何故、理玖はメッセージを? 理由が知りたい。でも……。
 とりあえず、この試験会場を出てから場所を変えて一度落ち着こう。
 きっとそれからでも遅くない。
 買い物をしていたからスマホの電源を落としていたとでも言い訳すればいいだろうか。

 今日着ている上着は、リバーシブルのジャンパーだ。
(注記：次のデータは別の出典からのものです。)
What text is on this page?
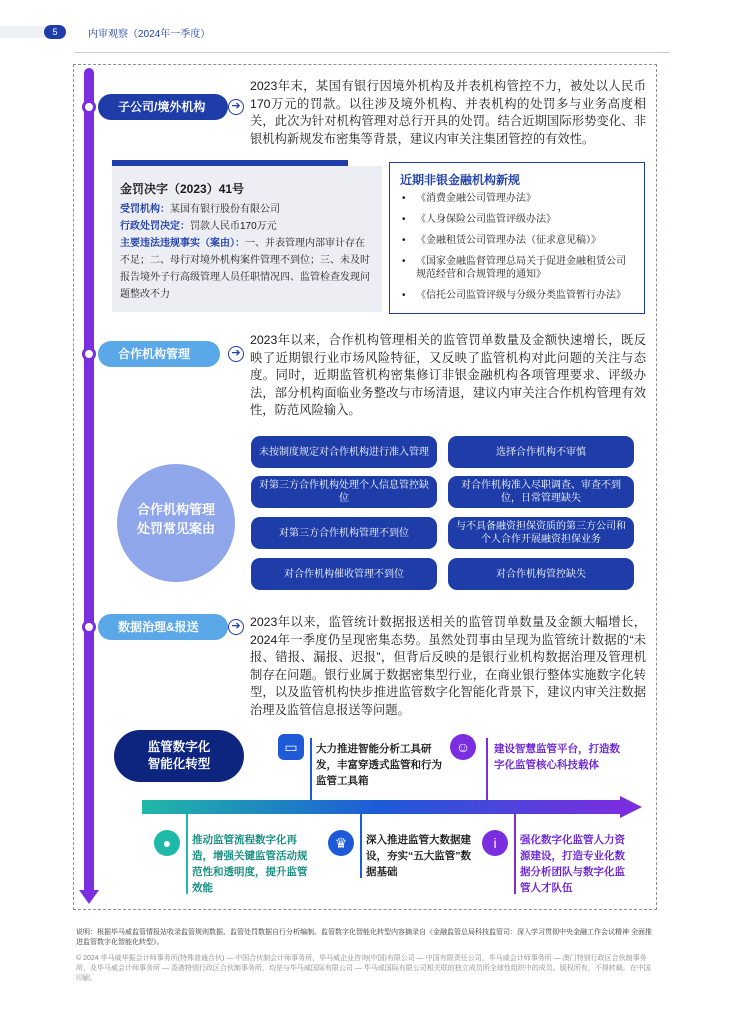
5	内审观察（2024年一季度）
子公司/境外机构	➔
2023年末，某国有银行因境外机构及并表机构管控不力，被处以人民币170万元的罚款。以往涉及境外机构、并表机构的处罚多与业务高度相关，此次为针对机构管理对总行开具的处罚。结合近期国际形势变化、非银机构新规发布密集等背景，建议内审关注集团管控的有效性。
金罚决字（2023）41号
受罚机构：某国有银行股份有限公司
行政处罚决定：罚款人民币170万元
主要违法违规事实（案由）：一、并表管理内部审计存在不足；二、母行对境外机构案件管理不到位；三、未及时报告境外子行高级管理人员任职情况四、监管检查发现问题整改不力
近期非银金融机构新规
• 《消费金融公司管理办法》
• 《人身保险公司监管评级办法》
• 《金融租赁公司管理办法（征求意见稿）》
• 《国家金融监督管理总局关于促进金融租赁公司规范经营和合规管理的通知》
• 《信托公司监管评级与分级分类监管暂行办法》
合作机构管理	➔
2023年以来，合作机构管理相关的监管罚单数量及金额快速增长，既反映了近期银行业市场风险特征，又反映了监管机构对此问题的关注与态度。同时，近期监管机构密集修订非银金融机构各项管理要求、评级办法，部分机构面临业务整改与市场清退，建议内审关注合作机构管理有效性，防范风险输入。
合作机构管理
处罚常见案由
未按制度规定对合作机构进行准入管理
对第三方合作机构处理个人信息管控缺位
对第三方合作机构管理不到位
对合作机构催收管理不到位
选择合作机构不审慎
对合作机构准入尽职调查、审查不到位，日常管理缺失
与不具备融资担保资质的第三方公司和个人合作开展融资担保业务
对合作机构管控缺失
数据治理&报送	➔ 2023年以来，监管统计数据报送相关的监管罚单数量及金额大幅增长，2024年一季度仍呈现密集态势。虽然处罚事由呈现为监管统计数据的“未报、错报、漏报、迟报”，但背后反映的是银行业机构数据治理及管理机制存在问题。银行业属于数据密集型行业，在商业银行整体实施数字化转型，以及监管机构快步推进监管数字化智能化背景下，建议内审关注数据治理及监管信息报送等问题。
监管数字化
智能化转型
▭	大力推进智能分析工具研发，丰富穿透式监管和行为监管工具箱
☺	建设智慧监管平台，打造数字化监管核心科技载体
●	推动监管流程数字化再造，增强关键监管活动规范性和透明度，提升监管效能
♛	深入推进监管大数据建设，夯实“五大监管”数据基础
i	强化数字化监管人力资源建设，打造专业化数据分析团队与数字化监管人才队伍
说明：根据毕马威监管情报站收录监管规则数据、监管处罚数据自行分析编制。监管数字化智能化转型内容摘录自《金融监管总局科技监管司：深入学习贯彻中央金融工作会议精神 全面推进监管数字化智能化转型》。
© 2024 毕马威华振会计师事务所(特殊普通合伙) — 中国合伙制会计师事务所，毕马威企业咨询(中国)有限公司 — 中国有限责任公司，毕马威会计师事务所 — 澳门特别行政区合伙制事务所，及毕马威会计师事务所 — 香港特别行政区合伙制事务所，均是与毕马威国际有限公司 — 毕马威国际有限公司相关联的独立成员所全球性组织中的成员。版权所有，不得转载。在中国印刷。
一応、ここを出て、何処かのトイレに入ってから念の為これも逆にして、伊達メガネも外し、髪の毛もいつもの様に括ればきっとバレない筈だ。

 まだここから動くには危険だ。
 私はとりあえず二十分トイレの中でじっと我慢し、完全に人の声が聞こえなくなったのを確認すると、試験会場を後にした。

 試験会場は駅前にある。
 駅ビルの中に入って、私は奥の目立たない場所にあるトイレに駆け込んだ。
 上着をリバーシブルに着直して、髪の毛をいつも通り耳の下でツインテールにする。
 伊達メガネも外してリュックの中に仕舞い込み、変装を解きいつもの私に戻すと、トイレから出てビル内にある休憩室へと移動した。
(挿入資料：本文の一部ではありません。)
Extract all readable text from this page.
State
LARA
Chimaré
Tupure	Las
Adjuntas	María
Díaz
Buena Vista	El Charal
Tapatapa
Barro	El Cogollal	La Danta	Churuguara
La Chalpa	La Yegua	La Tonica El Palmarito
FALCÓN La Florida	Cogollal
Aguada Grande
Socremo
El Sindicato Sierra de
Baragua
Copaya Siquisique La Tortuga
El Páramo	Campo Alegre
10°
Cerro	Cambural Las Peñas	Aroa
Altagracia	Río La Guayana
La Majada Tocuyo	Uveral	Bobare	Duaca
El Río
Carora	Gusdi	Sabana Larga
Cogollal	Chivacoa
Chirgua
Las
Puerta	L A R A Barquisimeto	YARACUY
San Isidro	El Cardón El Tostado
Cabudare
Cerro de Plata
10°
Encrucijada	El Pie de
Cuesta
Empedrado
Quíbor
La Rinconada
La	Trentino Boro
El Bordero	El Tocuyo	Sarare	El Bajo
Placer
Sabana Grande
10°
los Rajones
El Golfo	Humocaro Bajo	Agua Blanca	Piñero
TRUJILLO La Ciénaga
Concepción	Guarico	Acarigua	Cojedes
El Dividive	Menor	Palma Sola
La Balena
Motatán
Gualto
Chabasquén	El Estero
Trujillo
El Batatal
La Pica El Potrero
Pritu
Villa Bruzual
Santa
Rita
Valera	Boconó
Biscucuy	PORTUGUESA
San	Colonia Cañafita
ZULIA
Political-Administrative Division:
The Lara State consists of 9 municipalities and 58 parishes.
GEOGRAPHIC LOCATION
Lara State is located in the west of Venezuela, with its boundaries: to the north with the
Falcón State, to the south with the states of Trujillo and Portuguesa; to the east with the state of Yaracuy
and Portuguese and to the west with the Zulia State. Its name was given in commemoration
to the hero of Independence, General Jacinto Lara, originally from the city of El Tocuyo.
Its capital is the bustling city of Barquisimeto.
 ようやくベンチに腰をかけ、スマホを取り出して理玖にメッセージを送信する。

『ごめん、買い物に出ていて気付かなかった。何かあった?』

 私がいつも使っている猫の絵のスタンプもダメ押しで送ると、すぐに既読がついた。
 そして……。
 突然私のスマホが震えた。

 着信音を切っているから、代わりにバイブ機能が作動しているのだ。
 待ち受けの液晶画面から、着信画面に切り替わる。

 画面に表示されていたのは、理玖の名前だった。